Comment
The primary endpoint of this study was 6-month survival in postapproval (post-trial) patients who received the HM3 as a primary device in the United States. Our single-center 6-month survival for post-trial patients is 93.3%, which mirrors the 6-month survival in the trial group from our center (93.8%). Our postapproval patients were not selected based on strict inclusion criteria as set for the trial patients. As a result, younger acutely and critically ill patients underwent implantation of the HM3 who otherwise would not have qualified for the HM3 device during the trial phase. This population reflects real-world experience. Although our trial and postapproval patients were not statistically different based on overall baseline INTERMACS profile(p=0.17) , the postapproval group included more patients with INTERMACS profile 1 (p=0.04 ) than the trial group, and these patients required a higher degree of hemodynamic support with Impella 5.0, Tandem, or ECMO devices (p=0.01 ). At our center, we have historically seen higher percentages of INTERMACS 1 and 2 profile patients than reported in the MOMENTUM 3 and European postapproval ELEVATE registry (73.9% vs 32.3% vs 31%, respectively).10,12 This difference in patient profiles can be attributed to differences in patient populations, referral patterns, and differences in access to health care facilities, insurance coverage for advanced therapies, and late transfers from outside institutions (our center is the only heart transplant and LVAD center for the state of Louisiana).

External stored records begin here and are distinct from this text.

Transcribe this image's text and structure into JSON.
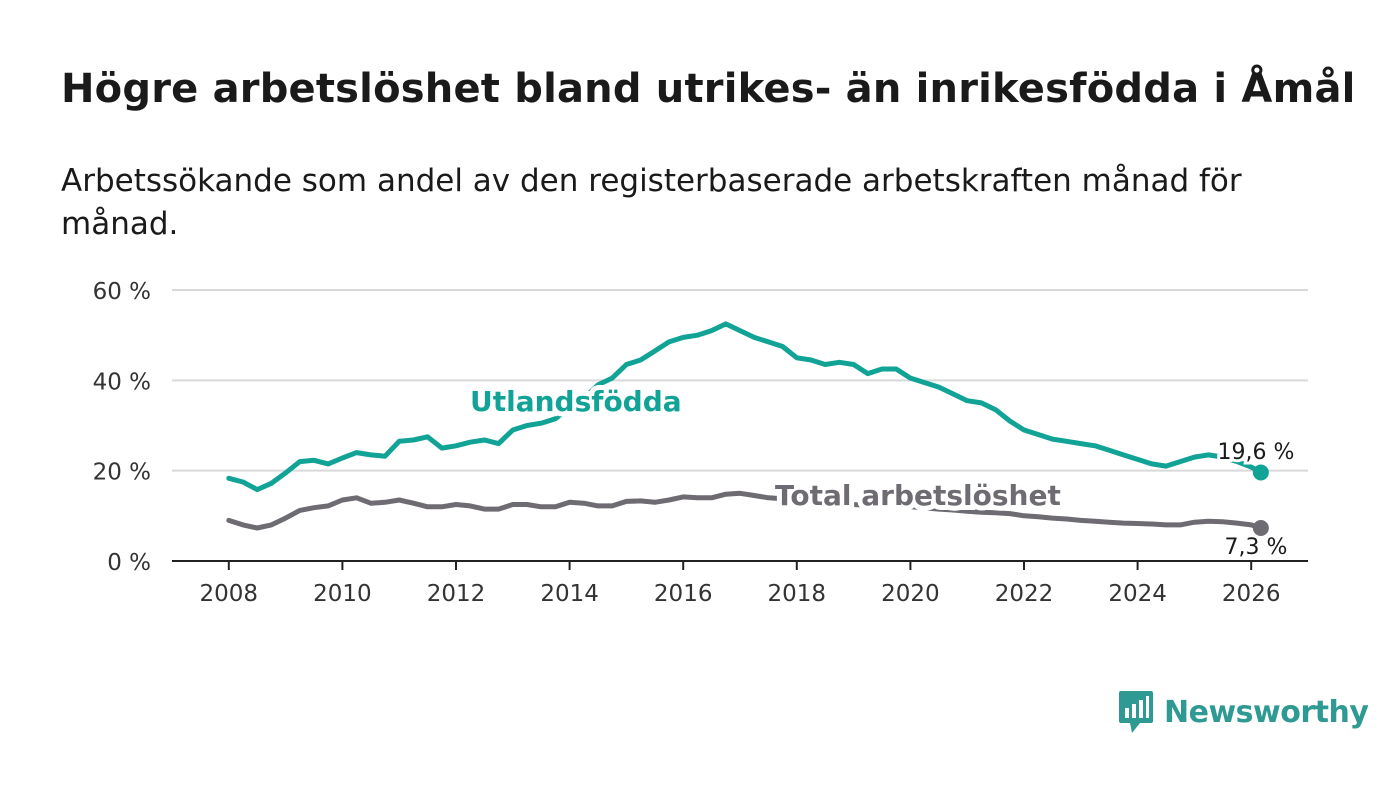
{
  "header": {
    "title": "Högre arbetslöshet bland utrikes- än inrikesfödda i Åmål",
    "subtitle": "Arbetssökande som andel av den registerbaserade arbetskraften månad för månad."
  },
  "brand": {
    "name": "Newsworthy",
    "color": "#2e9a93"
  },
  "chart_data": {
    "type": "line",
    "title": "Högre arbetslöshet bland utrikes- än inrikesfödda i Åmål",
    "xlabel": "",
    "ylabel": "",
    "ylim": [
      0,
      60
    ],
    "xlim": [
      2007.0,
      2027.0
    ],
    "y_ticks": [
      0,
      20,
      40,
      60
    ],
    "y_tick_labels": [
      "0 %",
      "20 %",
      "40 %",
      "60 %"
    ],
    "x_ticks": [
      2008,
      2010,
      2012,
      2014,
      2016,
      2018,
      2020,
      2022,
      2024,
      2026
    ],
    "x_tick_labels": [
      "2008",
      "2010",
      "2012",
      "2014",
      "2016",
      "2018",
      "2020",
      "2022",
      "2024",
      "2026"
    ],
    "grid": true,
    "series": [
      {
        "name": "Utlandsfödda",
        "label": "Utlandsfödda",
        "color": "#12a397",
        "last_label": "19,6 %",
        "x": [
          2008.0,
          2008.25,
          2008.5,
          2008.75,
          2009.0,
          2009.25,
          2009.5,
          2009.75,
          2010.0,
          2010.25,
          2010.5,
          2010.75,
          2011.0,
          2011.25,
          2011.5,
          2011.75,
          2012.0,
          2012.25,
          2012.5,
          2012.75,
          2013.0,
          2013.25,
          2013.5,
          2013.75,
          2014.0,
          2014.25,
          2014.5,
          2014.75,
          2015.0,
          2015.25,
          2015.5,
          2015.75,
          2016.0,
          2016.25,
          2016.5,
          2016.75,
          2017.0,
          2017.25,
          2017.5,
          2017.75,
          2018.0,
          2018.25,
          2018.5,
          2018.75,
          2019.0,
          2019.25,
          2019.5,
          2019.75,
          2020.0,
          2020.25,
          2020.5,
          2020.75,
          2021.0,
          2021.25,
          2021.5,
          2021.75,
          2022.0,
          2022.25,
          2022.5,
          2022.75,
          2023.0,
          2023.25,
          2023.5,
          2023.75,
          2024.0,
          2024.25,
          2024.5,
          2024.75,
          2025.0,
          2025.25,
          2025.5,
          2025.75,
          2026.0,
          2026.17
        ],
        "values": [
          18.3,
          17.5,
          15.8,
          17.2,
          19.5,
          22.0,
          22.3,
          21.5,
          22.8,
          24.0,
          23.5,
          23.2,
          26.5,
          26.8,
          27.5,
          25.0,
          25.5,
          26.3,
          26.8,
          26.0,
          29.0,
          30.0,
          30.5,
          31.5,
          34.0,
          36.0,
          39.0,
          40.5,
          43.5,
          44.5,
          46.5,
          48.5,
          49.5,
          50.0,
          51.0,
          52.5,
          51.0,
          49.5,
          48.5,
          47.5,
          45.0,
          44.5,
          43.5,
          44.0,
          43.5,
          41.5,
          42.5,
          42.5,
          40.5,
          39.5,
          38.5,
          37.0,
          35.5,
          35.0,
          33.5,
          31.0,
          29.0,
          28.0,
          27.0,
          26.5,
          26.0,
          25.5,
          24.5,
          23.5,
          22.5,
          21.5,
          21.0,
          22.0,
          23.0,
          23.5,
          23.0,
          22.0,
          20.8,
          19.6
        ]
      },
      {
        "name": "Total arbetslöshet",
        "label": "Total arbetslöshet",
        "color": "#6e6b73",
        "last_label": "7,3 %",
        "x": [
          2008.0,
          2008.25,
          2008.5,
          2008.75,
          2009.0,
          2009.25,
          2009.5,
          2009.75,
          2010.0,
          2010.25,
          2010.5,
          2010.75,
          2011.0,
          2011.25,
          2011.5,
          2011.75,
          2012.0,
          2012.25,
          2012.5,
          2012.75,
          2013.0,
          2013.25,
          2013.5,
          2013.75,
          2014.0,
          2014.25,
          2014.5,
          2014.75,
          2015.0,
          2015.25,
          2015.5,
          2015.75,
          2016.0,
          2016.25,
          2016.5,
          2016.75,
          2017.0,
          2017.25,
          2017.5,
          2017.75,
          2018.0,
          2018.25,
          2018.5,
          2018.75,
          2019.0,
          2019.25,
          2019.5,
          2019.75,
          2020.0,
          2020.25,
          2020.5,
          2020.75,
          2021.0,
          2021.25,
          2021.5,
          2021.75,
          2022.0,
          2022.25,
          2022.5,
          2022.75,
          2023.0,
          2023.25,
          2023.5,
          2023.75,
          2024.0,
          2024.25,
          2024.5,
          2024.75,
          2025.0,
          2025.25,
          2025.5,
          2025.75,
          2026.0,
          2026.17
        ],
        "values": [
          9.0,
          8.0,
          7.3,
          8.0,
          9.5,
          11.2,
          11.8,
          12.2,
          13.5,
          14.0,
          12.8,
          13.0,
          13.5,
          12.8,
          12.0,
          12.0,
          12.5,
          12.2,
          11.5,
          11.5,
          12.5,
          12.5,
          12.0,
          12.0,
          13.0,
          12.8,
          12.2,
          12.2,
          13.2,
          13.3,
          13.0,
          13.5,
          14.2,
          14.0,
          14.0,
          14.8,
          15.0,
          14.5,
          14.0,
          13.8,
          13.5,
          13.2,
          13.0,
          12.8,
          12.5,
          12.3,
          12.0,
          12.0,
          12.0,
          11.8,
          11.5,
          11.3,
          11.0,
          10.8,
          10.7,
          10.5,
          10.0,
          9.8,
          9.5,
          9.3,
          9.0,
          8.8,
          8.6,
          8.4,
          8.3,
          8.2,
          8.0,
          8.0,
          8.6,
          8.8,
          8.7,
          8.4,
          8.0,
          7.3
        ]
      }
    ]
  }
}
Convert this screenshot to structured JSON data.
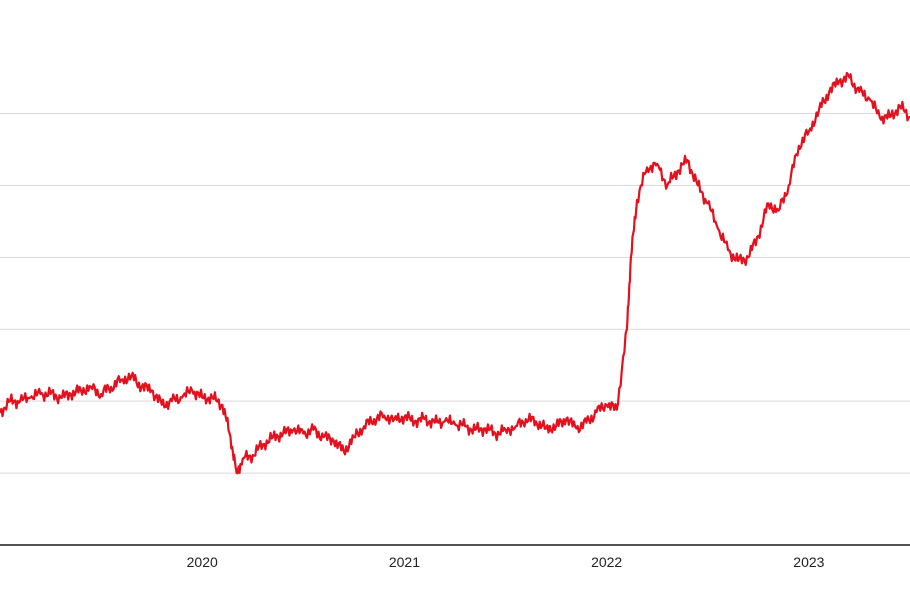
{
  "chart_data": {
    "type": "line",
    "title": "",
    "xlabel": "",
    "ylabel": "",
    "grid": true,
    "x_tick_labels": [
      "2020",
      "2021",
      "2022",
      "2023"
    ],
    "xlim": [
      2019.0,
      2023.5
    ],
    "ylim": [
      0,
      7.3
    ],
    "y_gridlines": [
      1,
      2,
      3,
      4,
      5,
      6
    ],
    "y_tick_labels_visible": false,
    "line_color": "#e3101e",
    "series": [
      {
        "x": [
          2019.0,
          2019.05,
          2019.1,
          2019.15,
          2019.2,
          2019.25,
          2019.3,
          2019.35,
          2019.4,
          2019.45,
          2019.5,
          2019.55,
          2019.6,
          2019.65,
          2019.7,
          2019.75,
          2019.8,
          2019.85,
          2019.9,
          2019.95,
          2020.0,
          2020.05,
          2020.1,
          2020.14,
          2020.17,
          2020.2,
          2020.25,
          2020.3,
          2020.35,
          2020.4,
          2020.45,
          2020.5,
          2020.55,
          2020.6,
          2020.65,
          2020.7,
          2020.75,
          2020.8,
          2020.85,
          2020.9,
          2020.95,
          2021.0,
          2021.05,
          2021.1,
          2021.15,
          2021.2,
          2021.25,
          2021.3,
          2021.35,
          2021.4,
          2021.45,
          2021.5,
          2021.55,
          2021.6,
          2021.65,
          2021.7,
          2021.75,
          2021.8,
          2021.85,
          2021.9,
          2021.95,
          2022.0,
          2022.05,
          2022.1,
          2022.12,
          2022.15,
          2022.2,
          2022.25,
          2022.3,
          2022.35,
          2022.4,
          2022.45,
          2022.5,
          2022.55,
          2022.6,
          2022.65,
          2022.7,
          2022.75,
          2022.8,
          2022.85,
          2022.9,
          2022.95,
          2023.0,
          2023.05,
          2023.1,
          2023.15,
          2023.2,
          2023.25,
          2023.3,
          2023.35,
          2023.4,
          2023.45,
          2023.5
        ],
        "values": [
          1.85,
          2.0,
          2.0,
          2.05,
          2.1,
          2.1,
          2.05,
          2.1,
          2.15,
          2.2,
          2.1,
          2.2,
          2.3,
          2.35,
          2.2,
          2.15,
          1.95,
          2.0,
          2.05,
          2.15,
          2.05,
          2.05,
          1.95,
          1.5,
          1.0,
          1.2,
          1.25,
          1.4,
          1.5,
          1.55,
          1.6,
          1.55,
          1.6,
          1.5,
          1.45,
          1.3,
          1.5,
          1.65,
          1.75,
          1.8,
          1.75,
          1.78,
          1.72,
          1.75,
          1.7,
          1.72,
          1.68,
          1.65,
          1.6,
          1.62,
          1.55,
          1.6,
          1.65,
          1.75,
          1.72,
          1.62,
          1.65,
          1.75,
          1.62,
          1.7,
          1.85,
          1.95,
          1.88,
          3.0,
          4.0,
          4.8,
          5.25,
          5.3,
          5.0,
          5.2,
          5.35,
          5.0,
          4.75,
          4.4,
          4.1,
          3.95,
          4.0,
          4.3,
          4.75,
          4.65,
          5.0,
          5.55,
          5.75,
          6.05,
          6.3,
          6.45,
          6.5,
          6.3,
          6.2,
          5.95,
          5.95,
          6.1,
          5.95
        ]
      }
    ]
  }
}
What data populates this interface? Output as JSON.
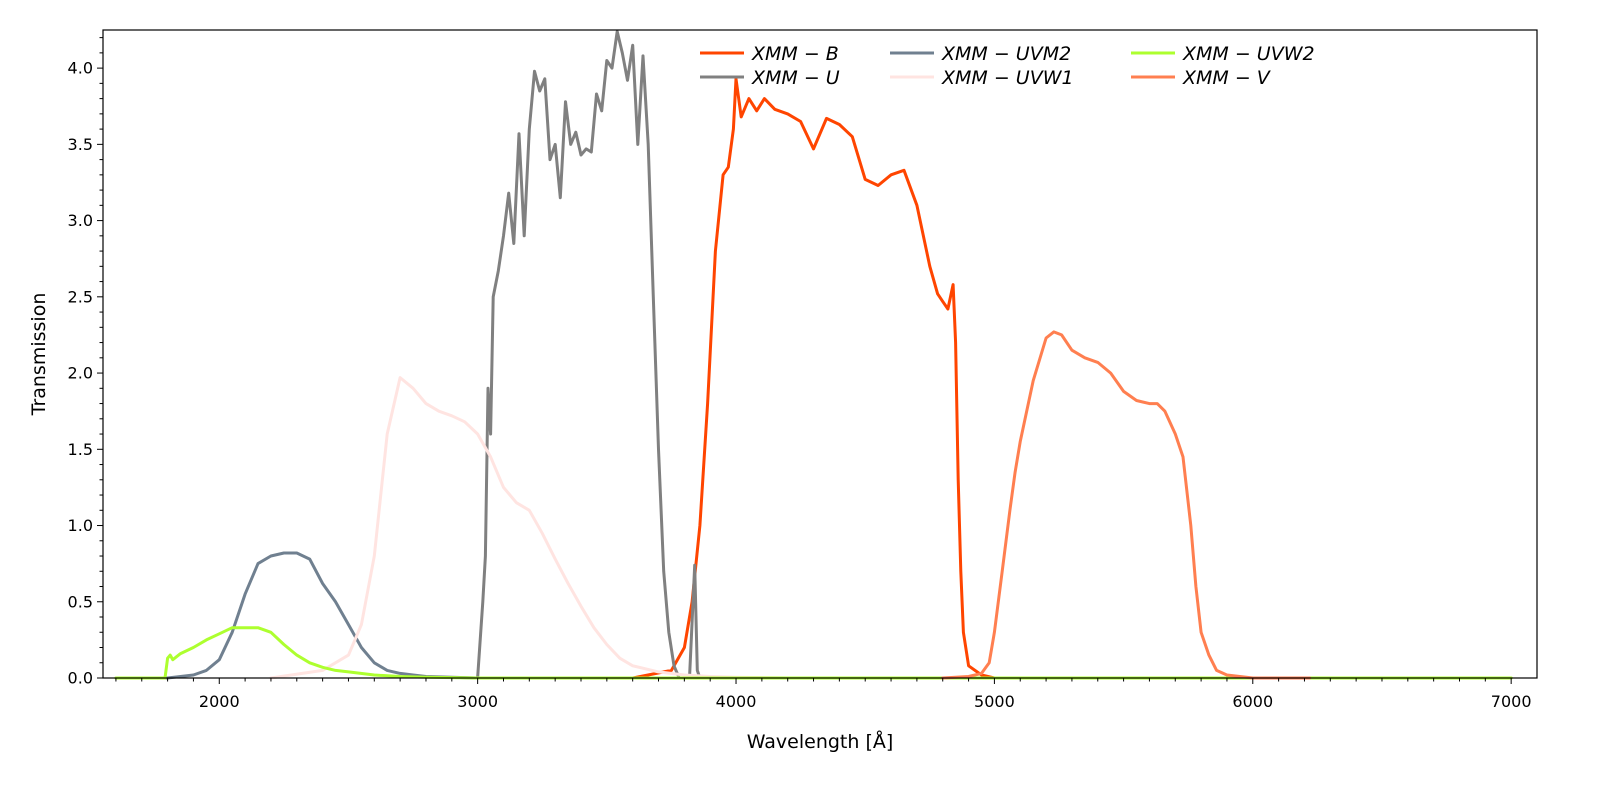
{
  "chart_data": {
    "type": "line",
    "title": "",
    "xlabel": "Wavelength [Å]",
    "ylabel": "Transmission",
    "xlim": [
      1550,
      7100
    ],
    "ylim": [
      0,
      4.25
    ],
    "xticks": [
      2000,
      3000,
      4000,
      5000,
      6000,
      7000
    ],
    "xtick_labels": [
      "2000",
      "3000",
      "4000",
      "5000",
      "6000",
      "7000"
    ],
    "yticks": [
      0.0,
      0.5,
      1.0,
      1.5,
      2.0,
      2.5,
      3.0,
      3.5,
      4.0
    ],
    "ytick_labels": [
      "0.0",
      "0.5",
      "1.0",
      "1.5",
      "2.0",
      "2.5",
      "3.0",
      "3.5",
      "4.0"
    ],
    "grid": false,
    "legend_position": "top-right",
    "series": [
      {
        "name": "XMM − B",
        "color": "#ff4500",
        "x": [
          3600,
          3750,
          3800,
          3830,
          3860,
          3890,
          3920,
          3950,
          3970,
          3990,
          4000,
          4020,
          4050,
          4080,
          4110,
          4150,
          4200,
          4250,
          4300,
          4350,
          4400,
          4450,
          4500,
          4550,
          4600,
          4650,
          4700,
          4750,
          4780,
          4800,
          4820,
          4840,
          4850,
          4860,
          4870,
          4880,
          4900,
          4950,
          5000
        ],
        "y": [
          0.0,
          0.05,
          0.2,
          0.5,
          1.0,
          1.8,
          2.8,
          3.3,
          3.35,
          3.6,
          3.93,
          3.68,
          3.8,
          3.72,
          3.8,
          3.73,
          3.7,
          3.65,
          3.47,
          3.67,
          3.63,
          3.55,
          3.27,
          3.23,
          3.3,
          3.33,
          3.1,
          2.7,
          2.52,
          2.47,
          2.42,
          2.58,
          2.2,
          1.3,
          0.7,
          0.3,
          0.08,
          0.02,
          0.0
        ]
      },
      {
        "name": "XMM − U",
        "color": "#808080",
        "x": [
          3000,
          3020,
          3030,
          3040,
          3050,
          3060,
          3080,
          3100,
          3120,
          3140,
          3160,
          3180,
          3200,
          3220,
          3240,
          3260,
          3280,
          3300,
          3320,
          3340,
          3360,
          3380,
          3400,
          3420,
          3440,
          3460,
          3480,
          3500,
          3520,
          3540,
          3560,
          3580,
          3600,
          3620,
          3640,
          3660,
          3680,
          3700,
          3720,
          3740,
          3760,
          3780,
          3800,
          3820,
          3840,
          3850,
          3860,
          3870,
          3880,
          3900,
          3950,
          4000,
          4700,
          4730,
          4745,
          4760,
          4780,
          4800
        ],
        "y": [
          0.0,
          0.5,
          0.8,
          1.9,
          1.6,
          2.5,
          2.67,
          2.9,
          3.18,
          2.85,
          3.57,
          2.9,
          3.6,
          3.98,
          3.85,
          3.93,
          3.4,
          3.5,
          3.15,
          3.78,
          3.5,
          3.58,
          3.43,
          3.47,
          3.45,
          3.83,
          3.72,
          4.05,
          4.0,
          4.24,
          4.1,
          3.92,
          4.15,
          3.5,
          4.08,
          3.5,
          2.5,
          1.5,
          0.7,
          0.3,
          0.08,
          0.0,
          0.0,
          0.0,
          0.74,
          0.05,
          0.0,
          0.0,
          0.0,
          0.0,
          0.0,
          0.0,
          0.0,
          0.0,
          0.0,
          0.0,
          0.0,
          0.0
        ]
      },
      {
        "name": "XMM − UVM2",
        "color": "#708090",
        "x": [
          1650,
          1750,
          1800,
          1900,
          1950,
          2000,
          2050,
          2100,
          2150,
          2200,
          2250,
          2300,
          2350,
          2400,
          2450,
          2500,
          2550,
          2600,
          2650,
          2700,
          2750,
          2800,
          2900,
          3000,
          3200
        ],
        "y": [
          0.0,
          0.0,
          0.0,
          0.02,
          0.05,
          0.12,
          0.3,
          0.55,
          0.75,
          0.8,
          0.82,
          0.82,
          0.78,
          0.62,
          0.5,
          0.35,
          0.2,
          0.1,
          0.05,
          0.03,
          0.02,
          0.01,
          0.005,
          0.0,
          0.0
        ]
      },
      {
        "name": "XMM − UVW1",
        "color": "#ffe4e1",
        "x": [
          2200,
          2400,
          2500,
          2550,
          2600,
          2650,
          2700,
          2750,
          2800,
          2850,
          2900,
          2950,
          3000,
          3050,
          3100,
          3150,
          3200,
          3250,
          3300,
          3350,
          3400,
          3450,
          3500,
          3550,
          3600,
          3700,
          3800,
          3900,
          4000,
          4200
        ],
        "y": [
          0.0,
          0.05,
          0.15,
          0.35,
          0.8,
          1.6,
          1.97,
          1.9,
          1.8,
          1.75,
          1.72,
          1.68,
          1.6,
          1.45,
          1.25,
          1.15,
          1.1,
          0.95,
          0.78,
          0.62,
          0.47,
          0.33,
          0.22,
          0.13,
          0.08,
          0.04,
          0.02,
          0.01,
          0.005,
          0.0
        ]
      },
      {
        "name": "XMM − UVW2",
        "color": "#adff2f",
        "x": [
          1600,
          1750,
          1790,
          1800,
          1810,
          1820,
          1850,
          1900,
          1950,
          2000,
          2050,
          2100,
          2150,
          2200,
          2250,
          2300,
          2350,
          2400,
          2450,
          2500,
          2600,
          2700,
          2800,
          3000,
          3500,
          4000,
          5000,
          6000,
          7000
        ],
        "y": [
          0.0,
          0.0,
          0.0,
          0.13,
          0.15,
          0.12,
          0.16,
          0.2,
          0.25,
          0.29,
          0.33,
          0.33,
          0.33,
          0.3,
          0.22,
          0.15,
          0.1,
          0.07,
          0.05,
          0.04,
          0.02,
          0.01,
          0.005,
          0.0,
          0.0,
          0.0,
          0.0,
          0.0,
          0.0
        ]
      },
      {
        "name": "XMM − V",
        "color": "#ff7f50",
        "x": [
          4800,
          4900,
          4950,
          4980,
          5000,
          5030,
          5060,
          5080,
          5100,
          5150,
          5200,
          5230,
          5260,
          5300,
          5350,
          5400,
          5450,
          5500,
          5550,
          5600,
          5630,
          5660,
          5700,
          5730,
          5760,
          5780,
          5800,
          5830,
          5860,
          5900,
          5950,
          6000,
          6100,
          6220
        ],
        "y": [
          0.0,
          0.01,
          0.03,
          0.1,
          0.3,
          0.7,
          1.1,
          1.35,
          1.55,
          1.95,
          2.23,
          2.27,
          2.25,
          2.15,
          2.1,
          2.07,
          2.0,
          1.88,
          1.82,
          1.8,
          1.8,
          1.75,
          1.6,
          1.45,
          1.0,
          0.6,
          0.3,
          0.15,
          0.05,
          0.02,
          0.01,
          0.0,
          0.0,
          0.0
        ]
      }
    ]
  }
}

Another explanation for this difference can be related to the fact that because the trial findings showed a significant improvement in the device hemocompatibility profile when compared with the previous generation devices, surgeons at our center had more confidence in implanting the HM3 in sicker patients vs other devices.
Our postapproval group patients were younger than the trial group patients because the HM 3 device was used in all comers, including patients who were upgraded from IABP to higher support devices (Tandem, Impella, and ECMO) due to ongoing cardiogenic shock while on IABP support ( which was an exclusion for the trial patients). Due to postapproval group consisting of more young patients, a higher percentage of these patients were BTT candidates as compared to the trial group (p=0.05). Also, the postapproval group had a statistically elevated pre-operative INR (a decreased synthetic function of the liver) compared to the trial group, reflecting a higher degree of illness (p=0.04).
Six deaths occurred in the postapproval group and five deaths in the trial group. Two patients in the trial group and four in the postapproval group were transplanted within the first 6 months of their LVAD implant. Six-month postapproval survival data are comparable with the results from the MOMENTUM 3 trial and the primary implants cohort of the ELEVATE registry (93.3% vs 88% vs 92%, respectively).10,12 The observed long-term benefit of the HM3 vs the previous generation of CF-LVADS is a marked reduction in stroke rates.13 Stroke rates 6 months after an implant at our center were comparable between the trial and postapproval groups (7.3% vs 4.4%; p =0.52). However, the stroke rate at our center is comparable to the 6-month MOMENTUM 3 and postapproval ELEVATE registry (4.4% vs 7.9% vs 5.4%, respectively).7,10The lower rate of stroke seen at our center could be attributed to our adherence to robust blood pressure and anticoagulation management protocols.14,15
A significant reduction in re-exploration rates was observed in the postapproval group. This observation can be explained by a series of changes made during the perioperative phase of the implant: modification in surgical technique (placing 16 vs 12 pledgetted stitches around the sewing ring), preoperative administration of vitamin K (2 doses 24 hours prior to implantation), and use of thromboelastogram analysis for correction of coagulopathy prior to leaving the operating room. Lessons learned during the trial phase showed that the majority of patients who underwent re-exploration for bleeding had a bleeding site at the apical sewing ring. Increasing the number of pledgetted stitches from 12 to 16 eliminated bleeding from the sewing ring site. We have determined that administration of 2 doses of vitamin K 24 hours prior to LVAD implantation reduces bleeding complications. Vitamin K administration has become a part of our routine and was used during the postapproval phase of device implantation.16
Pump thrombosis was comparable between the two groups, and all cases of pump thrombosis were related to outflow graft twist identified by computed tomography scan. All patients presented with acute onset low-flow alarms. At the time of pump exchange, thrombus was present in the outflow graft extending into the HM 3 device. All of these patients underwent successful pump exchange with full recovery. The incidence of outflow graft twist has now been completely eradicated with the changes in the spline cover of the HM3 pump.
The MCS-ARC definition of acute severe RVF was used for analysis.11 A reduction in the incidence of severe RVF requiring inotropes >14 days was observed in the postapproval group (34.8% vs 41.5%; p =0.36) compared to the trial group patients. This finding can be explained by our incremental improvement in understanding the HM3 device, improved perioperative management, and a significant reduction in the incidence of postoperative bleeding requiring re-exploration (a well-established risk factor for the development of RVF).17-23 Also, the incidence of right ventricular assist device (RVAD) use for severe RVF was similar between the two groups.